Üye olduğunda özel mesaj gönderebilir, beğendiğin konuları favorilerine ekleyip takibe alabilir ve daha önce gezdiğin konulara hızlıca erişebilirsin.
Yaratıcılık çok ayrı bir şey, gözlemlemek ayrı bir şey, beni tam anlayamıyorsun galiba.Bazı insanların hayalgücü daha geniş olur, bazılarınınki ise daha dar.Bu böyledir.Bu herşeyde böyledir, şimdi yıllarını versen bit Orta Dünya tadında fantastik eser yazamasın ya da yeteneğin yoksa ne kadar müzikle uğraşırsan uğraş Pink Floyd seviyesinde müzik yapamazsın.Çünkü yaratıcı olmak gerekir.İstersen küçüklükten beri topla oyna Messi ya da Ronaldo olamazsın yeteneğin yoksa, 2. ya da 3. ligde kalırsın.Yetenekler geliştirilir elbette, eğer Ronaldo bugün çalışmasaydı bugün onu konuşmazdık bu kadar.Mesela Sergen Yalçın'a bakalım, adamda yetenek vardı ama hiç çalışmıyordu, ne oldu adam büyük futbolculardan diyemedik ama yine de Beşiktaş'ta oyna da oynadı.Pratik yaparak kendini geliştirirsin, ama sen 50 kere yaparak bu işi kavrıyorsan adam tek seferde kavrar.Yetenek budur, insanların belli bir sınırları vardır ve bu herkes için farklıdır.Bazen ne kadar kasarsan kas olmaz.Ayrıca insanların gelişme hızlarıda farklıdır, işte bu yeteneğin getirdiği bir şey.Hayat böyledir işte, kendini her ne kadar çalışmakla, pratikle geliştirebiliceğine de insansanda bir yerden sonrası gelmez.Ayrıca belirttiğin gibi zekice bir seneryo yazmak için iyi bir zekada gerektirir, bu da bir yetenek sonuçta.Her şekilde yetenek önemli bir şeydir.Tabii zeka yaratıcılık değildir, kendi içinde bu da ayrılır.

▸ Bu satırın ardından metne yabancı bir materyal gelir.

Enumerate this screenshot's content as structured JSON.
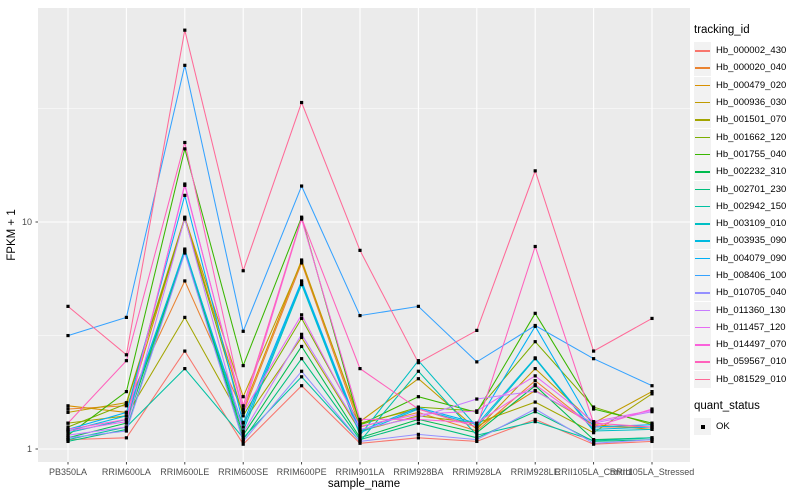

Türkiye'deki asıl sorunun senaristler değil, yayıncılar ve seyirciler olduğu doğrudur.Burada Arka Sokakları söylemem klişelerle dolu bir seneryosu olmasıdır.Bunun ne kadar kısa sürede olduğu falan beni alakadar etmiyor.Yine de seni tatmin edicekse boş hollywood aksiyon filmi seneryosu yazmak istemiyorda diyebiliriz.